“Two deaths on my conscience,” he said curtly, then picked up the bag, checked the lock and carried it around the corner to where he was working.
It did not help her state of mind.
Tali did not use heatstone again, and kept as far away from it as possible, and gradually the headache went away.
The day passed, then the next, and the one after. Holm was increasingly taciturn. He spent his time either fishing, sleeping, or enlarging the cave with heatstone. After creating two rooms around the corner, he had chipped a number of shards off one of the heatstones to make carving tools, and was carving intricate patterns into the ice around the doorways. The work seemed pointless to Tali, but if it kept him happy, what did it matter?

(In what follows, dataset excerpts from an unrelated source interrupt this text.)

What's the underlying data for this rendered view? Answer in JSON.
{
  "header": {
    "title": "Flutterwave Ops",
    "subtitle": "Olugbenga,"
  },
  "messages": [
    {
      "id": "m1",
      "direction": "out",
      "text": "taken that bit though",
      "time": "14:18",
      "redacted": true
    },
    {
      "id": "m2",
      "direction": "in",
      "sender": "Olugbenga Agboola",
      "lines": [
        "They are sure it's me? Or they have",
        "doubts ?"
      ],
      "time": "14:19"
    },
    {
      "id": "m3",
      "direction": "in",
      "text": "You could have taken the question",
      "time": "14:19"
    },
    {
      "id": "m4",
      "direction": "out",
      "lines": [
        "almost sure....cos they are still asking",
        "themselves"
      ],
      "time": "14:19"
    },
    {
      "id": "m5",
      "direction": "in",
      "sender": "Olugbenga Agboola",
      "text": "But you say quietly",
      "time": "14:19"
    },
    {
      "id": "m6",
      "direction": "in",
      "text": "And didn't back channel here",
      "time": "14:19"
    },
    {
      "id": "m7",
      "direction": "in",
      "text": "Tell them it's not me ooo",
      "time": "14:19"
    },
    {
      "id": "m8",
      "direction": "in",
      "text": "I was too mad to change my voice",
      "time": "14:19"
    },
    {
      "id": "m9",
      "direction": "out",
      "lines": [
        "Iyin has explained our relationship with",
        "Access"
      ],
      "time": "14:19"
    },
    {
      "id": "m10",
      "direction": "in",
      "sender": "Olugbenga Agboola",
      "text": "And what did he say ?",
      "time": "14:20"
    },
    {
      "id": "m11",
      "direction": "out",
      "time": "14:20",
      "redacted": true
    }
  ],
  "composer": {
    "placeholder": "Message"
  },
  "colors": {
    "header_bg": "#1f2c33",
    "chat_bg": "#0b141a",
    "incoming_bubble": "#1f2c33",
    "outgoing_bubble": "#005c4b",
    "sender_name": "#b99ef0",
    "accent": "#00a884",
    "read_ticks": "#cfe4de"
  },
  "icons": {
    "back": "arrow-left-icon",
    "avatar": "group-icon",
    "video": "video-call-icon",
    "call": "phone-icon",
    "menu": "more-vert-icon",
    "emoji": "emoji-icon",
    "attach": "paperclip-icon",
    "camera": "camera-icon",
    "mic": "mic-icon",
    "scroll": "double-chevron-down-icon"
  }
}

The fog did not lift, so there was no way of knowing where the iceberg was taking them. They took it in turns climbing to the top of the peak, which they were using as a lookout, but the only thing they could see was the fuzzy disc of the sun, rising and setting. There was little wind now, and no sense of movement. They might have been trapped in an endless sea and the rest of the world vanished.
It rained heavily that night, and after it stopped, everything froze. In the morning Tali climbed up to the lookout and, in a few steps, broke out of thick fog into clear air. It was a bright sunny day and she could see over the roiling fog banks to the horizon — north to the green landscape and snowy mountains of Hightspall, south to ice-capped Suden, east -
The dome of the sky tilted, her throat closed over in panic and terror overwhelmed her. Her world had been closed in for so long that she had forgotten her own phobia. And she had no hat; she had nothing to cut off the terrifying, rocking sky.
Tali choked and stumbled backwards, desperately trying to reach the shelter of the fog, only a few feet down. She stepped onto a frozen rainwater puddle, moving too quickly, for the surface was as slippery as oiled glass.
Her feet went from under her, she fell forwards and struck a jagged edge of ice where part of the berg had broken away. The edge sliced deep into her left shoulder and she felt the blood flooding out.
“Holm?” she called weakly. “Holm?”
If he was working in the back of the cave, tapping away with hammer and chisel, he would never hear her. She yelled a couple more times, then began to make her way down backwards, terrified of falling again and rolling all the way down, into the sea.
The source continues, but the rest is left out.